Kelley’s reasoning was to give board members and the public as much time as possible to review items on the docket at the next Council meeting while still taking into account the busy schedules of city staffers that put together the agenda every week. Carpenter pushed for a 5 p.m. Monday publishing deadline instead, citing his own experiences as a Walton County employee as evidence that such a plan was doable despite staff workloads.
“We had this problem at the county for years until our county administrator and our chairman of the county commission decided we weren’t going to have this problem anymore,” Carpenter said. “There was going to be a deadline. We were going to have a hard deadline for producing the agenda, and we’ve made it every single time since then.”
Griffith, a Walton County School District employee, agreed, saying that School Board agendas have to be ready for Tuesday meetings no later than the previous Thursday. If an agenda item isn’t ready by then, it simply has to wait until the next meeting to come before those respective boards, they said.
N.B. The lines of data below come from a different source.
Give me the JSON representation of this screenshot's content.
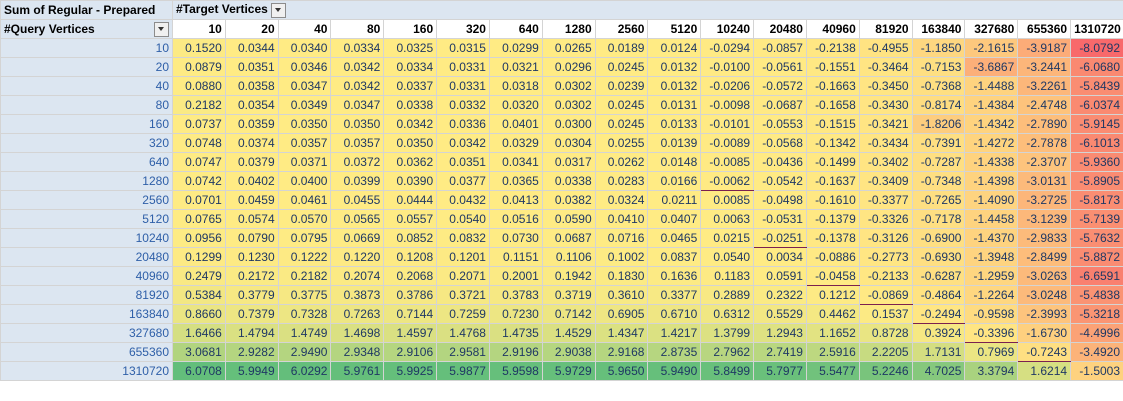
{
  "pivot": {
    "title": "Sum of Regular - Prepared",
    "col_field": "#Target Vertices",
    "row_field": "#Query Vertices",
    "col_headers": [
      "10",
      "20",
      "40",
      "80",
      "160",
      "320",
      "640",
      "1280",
      "2560",
      "5120",
      "10240",
      "20480",
      "40960",
      "81920",
      "163840",
      "327680",
      "655360",
      "1310720"
    ],
    "rows": [
      {
        "label": "10",
        "values": [
          "0.1520",
          "0.0344",
          "0.0340",
          "0.0334",
          "0.0325",
          "0.0315",
          "0.0299",
          "0.0265",
          "0.0189",
          "0.0124",
          "-0.0294",
          "-0.0857",
          "-0.2138",
          "-0.4955",
          "-1.1850",
          "-2.1615",
          "-3.9187",
          "-8.0792"
        ]
      },
      {
        "label": "20",
        "values": [
          "0.0879",
          "0.0351",
          "0.0346",
          "0.0342",
          "0.0334",
          "0.0331",
          "0.0321",
          "0.0296",
          "0.0245",
          "0.0132",
          "-0.0100",
          "-0.0561",
          "-0.1551",
          "-0.3464",
          "-0.7153",
          "-3.6867",
          "-3.2441",
          "-6.0680"
        ]
      },
      {
        "label": "40",
        "values": [
          "0.0880",
          "0.0358",
          "0.0347",
          "0.0342",
          "0.0337",
          "0.0331",
          "0.0318",
          "0.0302",
          "0.0239",
          "0.0132",
          "-0.0206",
          "-0.0572",
          "-0.1663",
          "-0.3450",
          "-0.7368",
          "-1.4488",
          "-3.2261",
          "-5.8439"
        ]
      },
      {
        "label": "80",
        "values": [
          "0.2182",
          "0.0354",
          "0.0349",
          "0.0347",
          "0.0338",
          "0.0332",
          "0.0320",
          "0.0302",
          "0.0245",
          "0.0131",
          "-0.0098",
          "-0.0687",
          "-0.1658",
          "-0.3430",
          "-0.8174",
          "-1.4384",
          "-2.4748",
          "-6.0374"
        ]
      },
      {
        "label": "160",
        "values": [
          "0.0737",
          "0.0359",
          "0.0350",
          "0.0350",
          "0.0342",
          "0.0336",
          "0.0401",
          "0.0300",
          "0.0245",
          "0.0133",
          "-0.0101",
          "-0.0553",
          "-0.1515",
          "-0.3421",
          "-1.8206",
          "-1.4342",
          "-2.7890",
          "-5.9145"
        ]
      },
      {
        "label": "320",
        "values": [
          "0.0748",
          "0.0374",
          "0.0357",
          "0.0357",
          "0.0350",
          "0.0342",
          "0.0329",
          "0.0304",
          "0.0255",
          "0.0139",
          "-0.0089",
          "-0.0568",
          "-0.1342",
          "-0.3434",
          "-0.7391",
          "-1.4272",
          "-2.7878",
          "-6.1013"
        ]
      },
      {
        "label": "640",
        "values": [
          "0.0747",
          "0.0379",
          "0.0371",
          "0.0372",
          "0.0362",
          "0.0351",
          "0.0341",
          "0.0317",
          "0.0262",
          "0.0148",
          "-0.0085",
          "-0.0436",
          "-0.1499",
          "-0.3402",
          "-0.7287",
          "-1.4338",
          "-2.3707",
          "-5.9360"
        ]
      },
      {
        "label": "1280",
        "values": [
          "0.0742",
          "0.0402",
          "0.0400",
          "0.0399",
          "0.0390",
          "0.0377",
          "0.0365",
          "0.0338",
          "0.0283",
          "0.0166",
          "-0.0062",
          "-0.0542",
          "-0.1637",
          "-0.3409",
          "-0.7348",
          "-1.4398",
          "-3.0131",
          "-5.8905"
        ]
      },
      {
        "label": "2560",
        "values": [
          "0.0701",
          "0.0459",
          "0.0461",
          "0.0455",
          "0.0444",
          "0.0432",
          "0.0413",
          "0.0382",
          "0.0324",
          "0.0211",
          "0.0085",
          "-0.0498",
          "-0.1610",
          "-0.3377",
          "-0.7265",
          "-1.4090",
          "-3.2725",
          "-5.8173"
        ]
      },
      {
        "label": "5120",
        "values": [
          "0.0765",
          "0.0574",
          "0.0570",
          "0.0565",
          "0.0557",
          "0.0540",
          "0.0516",
          "0.0590",
          "0.0410",
          "0.0407",
          "0.0063",
          "-0.0531",
          "-0.1379",
          "-0.3326",
          "-0.7178",
          "-1.4458",
          "-3.1239",
          "-5.7139"
        ]
      },
      {
        "label": "10240",
        "values": [
          "0.0956",
          "0.0790",
          "0.0795",
          "0.0669",
          "0.0852",
          "0.0832",
          "0.0730",
          "0.0687",
          "0.0716",
          "0.0465",
          "0.0215",
          "-0.0251",
          "-0.1378",
          "-0.3126",
          "-0.6900",
          "-1.4370",
          "-2.9833",
          "-5.7632"
        ]
      },
      {
        "label": "20480",
        "values": [
          "0.1299",
          "0.1230",
          "0.1222",
          "0.1220",
          "0.1208",
          "0.1201",
          "0.1151",
          "0.1106",
          "0.1002",
          "0.0837",
          "0.0540",
          "0.0034",
          "-0.0886",
          "-0.2773",
          "-0.6930",
          "-1.3948",
          "-2.8499",
          "-5.8872"
        ]
      },
      {
        "label": "40960",
        "values": [
          "0.2479",
          "0.2172",
          "0.2182",
          "0.2074",
          "0.2068",
          "0.2071",
          "0.2001",
          "0.1942",
          "0.1830",
          "0.1636",
          "0.1183",
          "0.0591",
          "-0.0458",
          "-0.2133",
          "-0.6287",
          "-1.2959",
          "-3.0263",
          "-6.6591"
        ]
      },
      {
        "label": "81920",
        "values": [
          "0.5384",
          "0.3779",
          "0.3775",
          "0.3873",
          "0.3786",
          "0.3721",
          "0.3783",
          "0.3719",
          "0.3610",
          "0.3377",
          "0.2889",
          "0.2322",
          "0.1212",
          "-0.0869",
          "-0.4864",
          "-1.2264",
          "-3.0248",
          "-5.4838"
        ]
      },
      {
        "label": "163840",
        "values": [
          "0.8660",
          "0.7379",
          "0.7328",
          "0.7263",
          "0.7144",
          "0.7259",
          "0.7230",
          "0.7142",
          "0.6905",
          "0.6710",
          "0.6312",
          "0.5529",
          "0.4462",
          "0.1537",
          "-0.2494",
          "-0.9598",
          "-2.3993",
          "-5.3218"
        ]
      },
      {
        "label": "327680",
        "values": [
          "1.6466",
          "1.4794",
          "1.4749",
          "1.4698",
          "1.4597",
          "1.4768",
          "1.4735",
          "1.4529",
          "1.4347",
          "1.4217",
          "1.3799",
          "1.2943",
          "1.1652",
          "0.8728",
          "0.3924",
          "-0.3396",
          "-1.6730",
          "-4.4996"
        ]
      },
      {
        "label": "655360",
        "values": [
          "3.0681",
          "2.9282",
          "2.9490",
          "2.9348",
          "2.9106",
          "2.9581",
          "2.9196",
          "2.9038",
          "2.9168",
          "2.8735",
          "2.7962",
          "2.7419",
          "2.5916",
          "2.2205",
          "1.7131",
          "0.7969",
          "-0.7243",
          "-3.4920"
        ]
      },
      {
        "label": "1310720",
        "values": [
          "6.0708",
          "5.9949",
          "6.0292",
          "5.9761",
          "5.9925",
          "5.9877",
          "5.9598",
          "5.9729",
          "5.9650",
          "5.9490",
          "5.8499",
          "5.7977",
          "5.5477",
          "5.2246",
          "4.7025",
          "3.3794",
          "1.6214",
          "-1.5003"
        ]
      }
    ],
    "boundary_color": "#7b2050",
    "scale_colors": {
      "green": "#63be7b",
      "yellow": "#ffeb84",
      "red": "#f8696b"
    }
  }
}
City Manager Sara Bowers said a 5 p.m. Monday deadline was doable, but she did say that links for every item on the agenda would likely not be up on city website until the following day.
Carpenter’s motion failed 4-1 when put to the vote.
In other City Council meeting news, the board members approved attaching a five-question survey to monthly utilities bills mailed out in May. The survey is aimed at gathering public input as to what kinds of businesses, retail stores, entertainment or recreation venues, services and industries DeFuniak Springs residents would like to have in town. Kelley, who proposed the idea, said including the survey with utilities bills was liable to work best, as city staff would know exactly how many surveys were sent out and how many it could possibly get back from interested citizens.
“If we get these back from the citizens I think the Council certainly will have a good idea about what our people are wanting,” Kelley said. “I think we should hand those results over to our Economic Development Committee and get them to get busy on trying to contact those kinds of businesses.”
The Council also decided to extend the deadline for accepting applicants to fill the vacant city finance director position to April 30 in order to have as many choices as possible when it came time to select candidates for interviews. The board members will submit their selections by May 4, and staff will provide a list of rankings to them on May 8, the Friday before the May 11 regularly scheduled council meeting.
Finally, and at the behest of Planning Director Kelly Schultz, the Council members unanimously agreed to create a committee to evaluate the city’s existing sign ordinance, which has come under increased scrutiny of late due to its highly de-restricted regulatory approach. Each member of the Council will nominate two people to the committee. Schultz told the Council that revising the entire zoning ordinance – not just the portion related to signage – would be necessary, but this process would in all likelihood be quite time-consuming, hence the decision to tackle the sign ordinance first.